The problem is that interleukin-12 is just one member of a small family of dimeric (two-molecule) cytokines that regulate gamma interferon production. And to confuse the jury, p40 is a component of both interleukin-12 and the newly discovered interleukin-23. The DNAX co-authors cloned mice that lacked IL-23 but not IL-12. They then compared the development of a classical multiple sclerosis (MS) model, namely EAE - experimental autoimmune encephalomyelitis. Administering IL-23 to these mice was enough to provoke the MS-mimicking EAE disease. As for the future role of IL-12, the jury is still out.

"Certainly there is far more complexity here than initially envisioned," observes a News & Views commentary accompanying the Nature article, "but this gives ample opportunity for [therapeutic] intervention."

An IL-1 Receptor Drug, Which Treats Rheumatoid Arthritis, Also Stops Sundry Solid Tumors Short

Can cancer and arthritis treatments be one and the same? Scientists at the Ben-Gurion University in Beer-Sheva, Israel, vote in the affirmative on this question. Their paper in the current Proceedings of the National Academy of Sciences (PNAS), released Feb. 18, 2003, carries the headline: "IL-1 is required for tumor invasiveness and angiogenesis."

The Israeli team found, paradoxically, that a natural protein, which contributes to joint destruction in arthritis, also may encourage cancerous tumor growth by angiogenesis. This process nourishes nascent tumors with a spreading network of blood vessels freighted with oxygen and nutrients. Researchers point out that interleukin-1, which has various inflammatory, immune and growth-promoting properties, is a protein previously implicated in arthritis.

The Israeli team recruited knockout mice missing the IL-1 gene. They injected both those KO animals and a control group with skin, breast or prostate cancer cells. The controls developed tumors and died within 20 days, whereas the KO mice stayed tumor-free for much longer, and some never developed cancer at all. The co-authors were able to prompt tumor angiogenesis in their KO mice by injecting them with IL-1. Conversely, angiogenesis was arrested in the control animals by treating them with IL-1Ra, a chemical that blocks IL-1 receptors, and is currently used to treat rheumatoid arthritis.

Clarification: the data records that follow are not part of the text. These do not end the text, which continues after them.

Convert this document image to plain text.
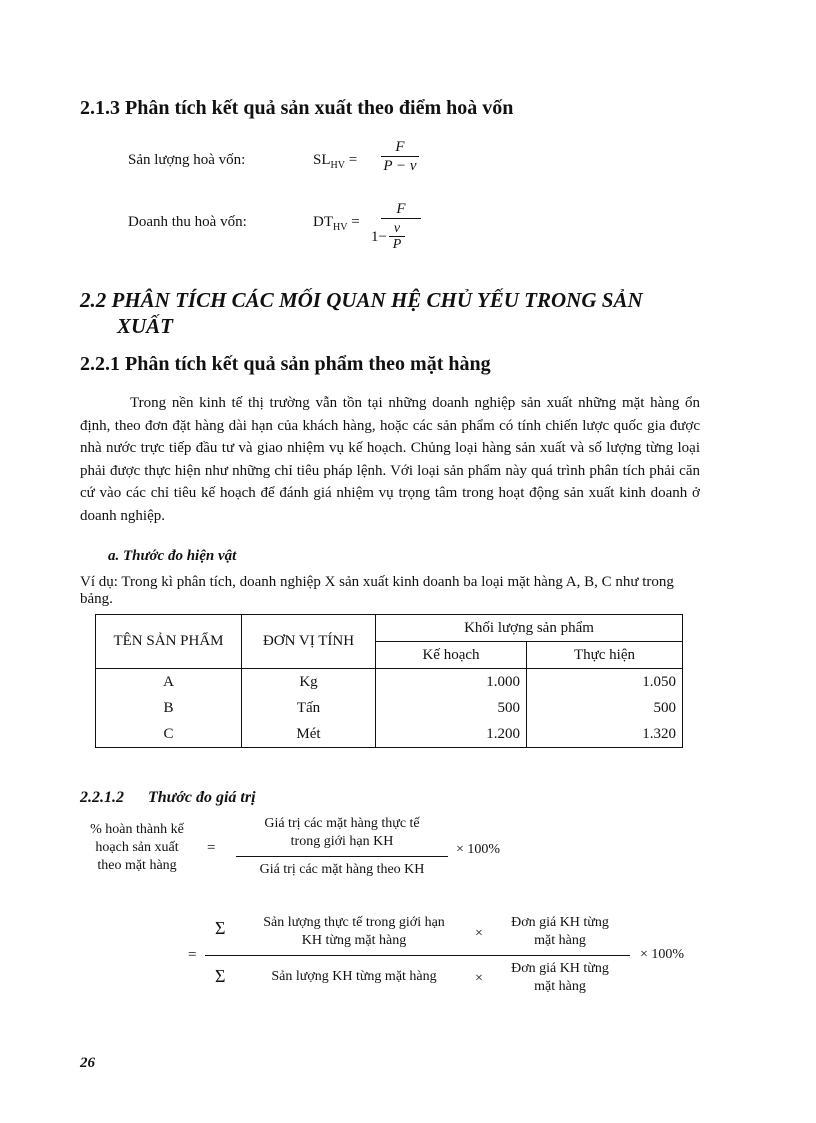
2.1.3 Phân tích kết quả sản xuất theo điểm hoà vốn
Sản lượng hoà vốn:	$SL_{HV}$ =
F
P − v
Doanh thu hoà vốn:	$DT_{HV}$ =
F
1− v
P
2.2 PHÂN TÍCH CÁC MỐI QUAN HỆ CHỦ YẾU TRONG SẢN
XUẤT
2.2.1 Phân tích kết quả sản phẩm theo mặt hàng

Trong nền kinh tế thị trường vẫn tồn tại những doanh nghiệp sản xuất những mặt hàng ổn định, theo đơn đặt hàng dài hạn của khách hàng, hoặc các sản phẩm có tính chiến lược quốc gia được nhà nước trực tiếp đầu tư và giao nhiệm vụ kế hoạch. Chủng loại hàng sản xuất và số lượng từng loại phải được thực hiện như những chỉ tiêu pháp lệnh. Với loại sản phẩm này quá trình phân tích phải căn cứ vào các chỉ tiêu kế hoạch để đánh giá nhiệm vụ trọng tâm trong hoạt động sản xuất kinh doanh ở doanh nghiệp.

a. Thước đo hiện vật
Ví dụ: Trong kì phân tích, doanh nghiệp X sản xuất kinh doanh ba loại mặt hàng A, B, C như trong bảng.
TÊN SẢN PHẨM	ĐƠN VỊ TÍNH	Khối lượng sản phẩm	
		Kế hoạch	Thực hiện
A	Kg	1.000	1.050
B	Tấn	500	500
C	Mét	1.200	1.320
2.2.1.2 Thước đo giá trị
% hoàn thành kế
hoạch sản xuất
theo mặt hàng
=
Giá trị các mặt hàng thực tế
trong giới hạn KH
Giá trị các mặt hàng theo KH
× 100%
=
Σ	Sản lượng thực tế trong giới hạn
KH từng mặt hàng	×
Đơn giá KH từng
mặt hàng
Σ	Sản lượng KH từng mặt hàng	×
Đơn giá KH từng
mặt hàng
× 100%
26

Not Handwriting On The Wall But In Chromosome Telomeres Predicts Likelihood Of Longevity

Foreseeing when you're most likely to die of old age is reliably recorded in your life blood. A paper in The Lancet dated Feb. 1, 2003, tells the story. It's titled: "Association between telomere length in blood and mortality in people aged 60 years or older." The authors are geneticists at the University of Utah in Salt Lake City.

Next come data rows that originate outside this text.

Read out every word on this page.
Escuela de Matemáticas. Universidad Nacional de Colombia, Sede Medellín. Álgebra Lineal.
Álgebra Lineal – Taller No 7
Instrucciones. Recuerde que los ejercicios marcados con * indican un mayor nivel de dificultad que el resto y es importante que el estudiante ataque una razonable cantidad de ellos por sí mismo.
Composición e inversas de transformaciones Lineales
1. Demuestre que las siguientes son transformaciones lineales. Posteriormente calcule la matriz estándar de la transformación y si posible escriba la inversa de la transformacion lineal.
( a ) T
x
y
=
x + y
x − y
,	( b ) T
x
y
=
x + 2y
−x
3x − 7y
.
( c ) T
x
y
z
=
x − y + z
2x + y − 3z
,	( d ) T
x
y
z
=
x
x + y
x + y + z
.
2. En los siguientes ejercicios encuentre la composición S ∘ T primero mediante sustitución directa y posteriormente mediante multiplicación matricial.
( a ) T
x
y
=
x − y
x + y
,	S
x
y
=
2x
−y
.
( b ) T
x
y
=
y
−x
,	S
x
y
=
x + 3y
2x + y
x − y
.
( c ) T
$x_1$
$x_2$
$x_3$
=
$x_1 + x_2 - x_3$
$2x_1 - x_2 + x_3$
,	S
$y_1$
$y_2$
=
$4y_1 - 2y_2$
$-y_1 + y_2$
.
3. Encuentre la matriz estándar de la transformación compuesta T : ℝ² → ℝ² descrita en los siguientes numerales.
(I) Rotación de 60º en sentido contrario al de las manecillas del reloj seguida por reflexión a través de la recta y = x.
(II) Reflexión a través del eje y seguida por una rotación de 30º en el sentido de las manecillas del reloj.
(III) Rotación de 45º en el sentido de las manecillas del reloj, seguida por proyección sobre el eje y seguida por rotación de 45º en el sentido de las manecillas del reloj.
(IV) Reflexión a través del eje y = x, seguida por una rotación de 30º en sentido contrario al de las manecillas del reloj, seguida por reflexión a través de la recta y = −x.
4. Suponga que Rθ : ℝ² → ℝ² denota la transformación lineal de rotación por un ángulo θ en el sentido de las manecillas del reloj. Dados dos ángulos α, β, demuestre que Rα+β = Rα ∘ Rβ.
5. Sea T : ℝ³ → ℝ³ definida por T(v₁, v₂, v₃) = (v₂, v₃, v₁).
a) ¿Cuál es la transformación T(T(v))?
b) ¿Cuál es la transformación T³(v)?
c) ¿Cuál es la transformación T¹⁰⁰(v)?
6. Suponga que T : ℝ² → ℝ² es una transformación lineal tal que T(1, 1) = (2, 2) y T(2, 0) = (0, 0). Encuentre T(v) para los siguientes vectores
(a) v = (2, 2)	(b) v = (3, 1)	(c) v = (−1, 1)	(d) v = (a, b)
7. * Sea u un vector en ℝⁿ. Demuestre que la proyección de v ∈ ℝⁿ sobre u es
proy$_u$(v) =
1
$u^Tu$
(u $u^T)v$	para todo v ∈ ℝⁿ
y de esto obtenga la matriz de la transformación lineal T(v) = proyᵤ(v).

They highlight how measuring the ends of chromosomes in older people could indicate their risks of dying from ills associated with superannuation. Telomeres, the tip-ends of chromosomes, shorten with age, and this shrinkage may aggravate the increased chances of disease and death. The authors cite the genetic disorder dyskeratosis congenita, in which telomere shortening speeds up and patients experience premature onset of many age-related diseases - plus early death.

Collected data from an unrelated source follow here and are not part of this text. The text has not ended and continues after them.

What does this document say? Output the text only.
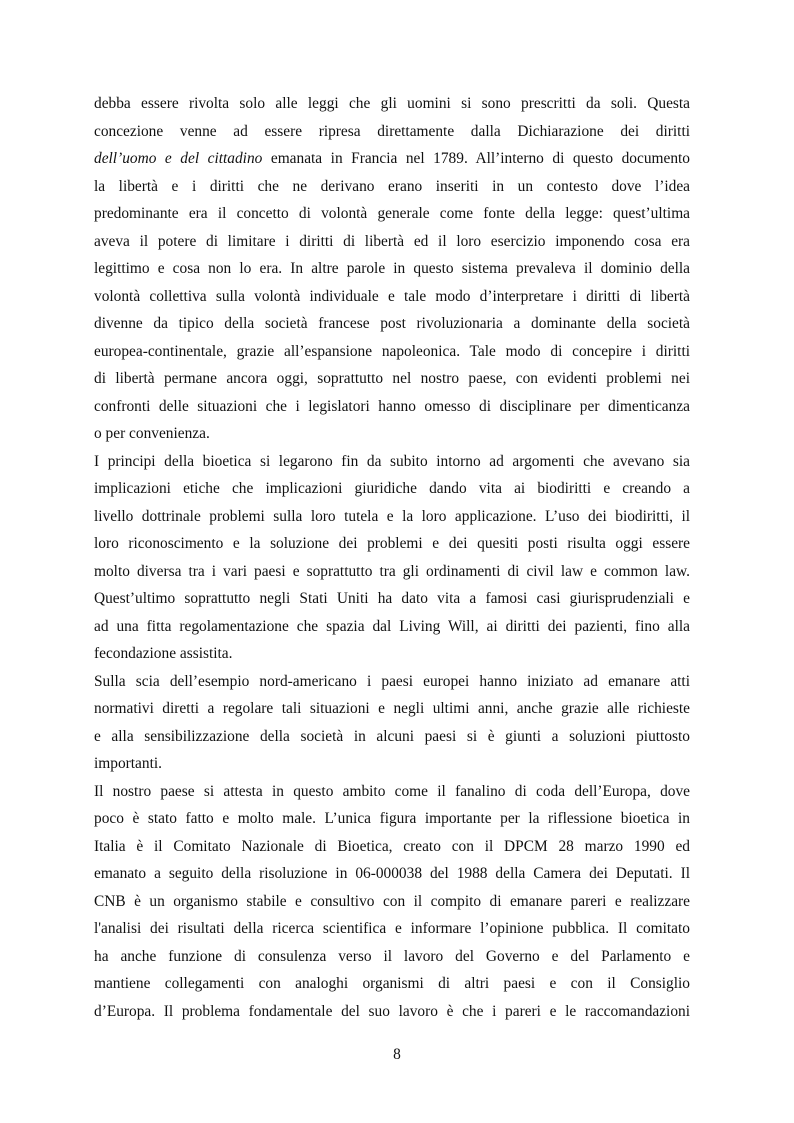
debba essere rivolta solo alle leggi che gli uomini si sono prescritti da soli. Questa
concezione venne ad essere ripresa direttamente dalla Dichiarazione dei diritti
dell’uomo e del cittadino emanata in Francia nel 1789. All’interno di questo documento
la libertà e i diritti che ne derivano erano inseriti in un contesto dove l’idea
predominante era il concetto di volontà generale come fonte della legge: quest’ultima
aveva il potere di limitare i diritti di libertà ed il loro esercizio imponendo cosa era
legittimo e cosa non lo era. In altre parole in questo sistema prevaleva il dominio della
volontà collettiva sulla volontà individuale e tale modo d’interpretare i diritti di libertà
divenne da tipico della società francese post rivoluzionaria a dominante della società
europea-continentale, grazie all’espansione napoleonica. Tale modo di concepire i diritti
di libertà permane ancora oggi, soprattutto nel nostro paese, con evidenti problemi nei
confronti delle situazioni che i legislatori hanno omesso di disciplinare per dimenticanza
o per convenienza.
I principi della bioetica si legarono fin da subito intorno ad argomenti che avevano sia
implicazioni etiche che implicazioni giuridiche dando vita ai biodiritti e creando a
livello dottrinale problemi sulla loro tutela e la loro applicazione. L’uso dei biodiritti, il
loro riconoscimento e la soluzione dei problemi e dei quesiti posti risulta oggi essere
molto diversa tra i vari paesi e soprattutto tra gli ordinamenti di civil law e common law.
Quest’ultimo soprattutto negli Stati Uniti ha dato vita a famosi casi giurisprudenziali e
ad una fitta regolamentazione che spazia dal Living Will, ai diritti dei pazienti, fino alla
fecondazione assistita.
Sulla scia dell’esempio nord-americano i paesi europei hanno iniziato ad emanare atti
normativi diretti a regolare tali situazioni e negli ultimi anni, anche grazie alle richieste
e alla sensibilizzazione della società in alcuni paesi si è giunti a soluzioni piuttosto
importanti.
Il nostro paese si attesta in questo ambito come il fanalino di coda dell’Europa, dove
poco è stato fatto e molto male. L’unica figura importante per la riflessione bioetica in
Italia è il Comitato Nazionale di Bioetica, creato con il DPCM 28 marzo 1990 ed
emanato a seguito della risoluzione in 06-000038 del 1988 della Camera dei Deputati. Il
CNB è un organismo stabile e consultivo con il compito di emanare pareri e realizzare
l'analisi dei risultati della ricerca scientifica e informare l’opinione pubblica. Il comitato
ha anche funzione di consulenza verso il lavoro del Governo e del Parlamento e
mantiene collegamenti con analoghi organismi di altri paesi e con il Consiglio
d’Europa. Il problema fondamentale del suo lavoro è che i pareri e le raccomandazioni
8
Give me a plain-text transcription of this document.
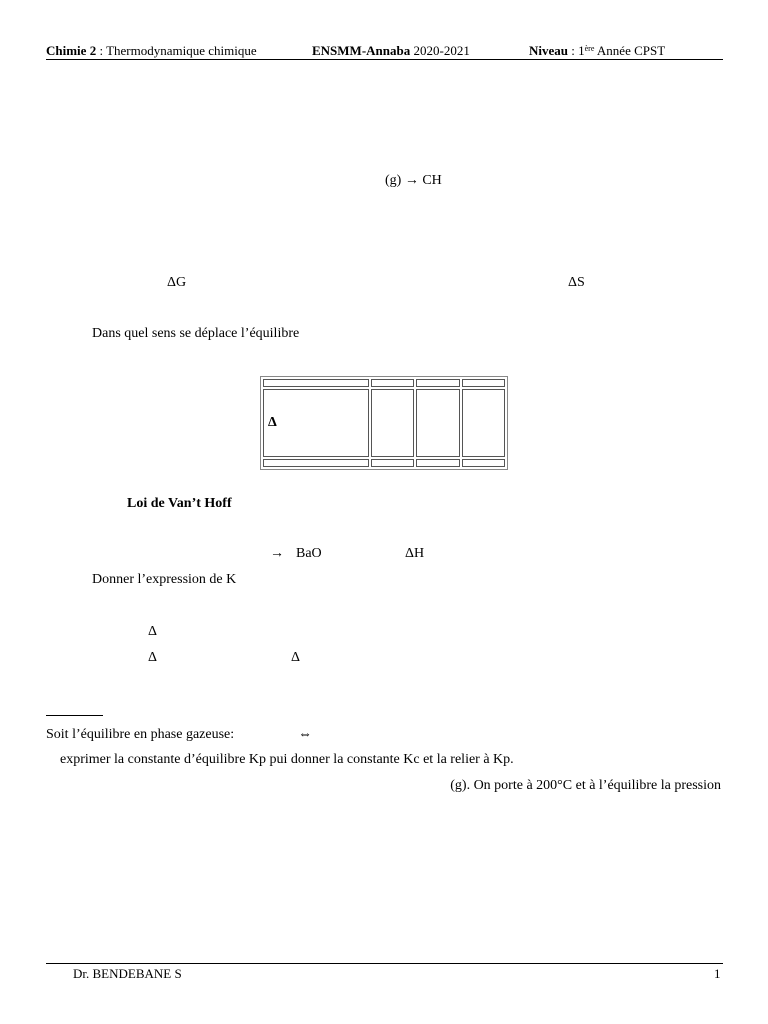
Chimie 2 : Thermodynamique chimique	ENSMM-Annaba 2020-2021	Niveau : 1ère Année CPST
(g) → CH
ΔG	ΔS
Dans quel sens se déplace l’équilibre

Δ			

Loi de Van’t Hoff
→ BaO	ΔH
Donner l’expression de K
Δ
Δ	Δ
Soit l’équilibre en phase gazeuse:	⇔
exprimer la constante d’équilibre Kp pui donner la constante Kc et la relier à Kp.
(g). On porte à 200°C et à l’équilibre la pression
Dr. BENDEBANE S	1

The article's authors studied 143 individuals older than 60. People with shorter telomeres had higher mortality rates, linked with a threefold risk of death from heart disease and more than an eightfold risk of death from infectious diseases.

"This is the first research study," the Lancet article's senior author commented, "showing that telomere length is predictive of survival in humans. If this is correct," he added, "then it may be possible to extend the duration of healthy adult life using medical interventions that maintain telomere length."

Taking Aim At 466 Transit Peptides' In Malarial Parasite Suggests Correct Targeting' Approach

Plant cell biologists have identified 466 proteins in the malaria parasite Plasmodium falciparum that may be fruitful targets for antimalarial drugs. These "transit peptides" are responsible for regular deliveries of proteins to parasite organelles, called plastids, or apicoplasts. Because plastids do not occur in humans, putting an embargo on these deliveries might shut down the parasites and their plastid organelles, without harming the human host.

The authors report their findings in Science dated Jan. 31, 2003, in a paper titled: "Dissecting apicoplast targeting in the malaria parasite Plasmodium falciparum."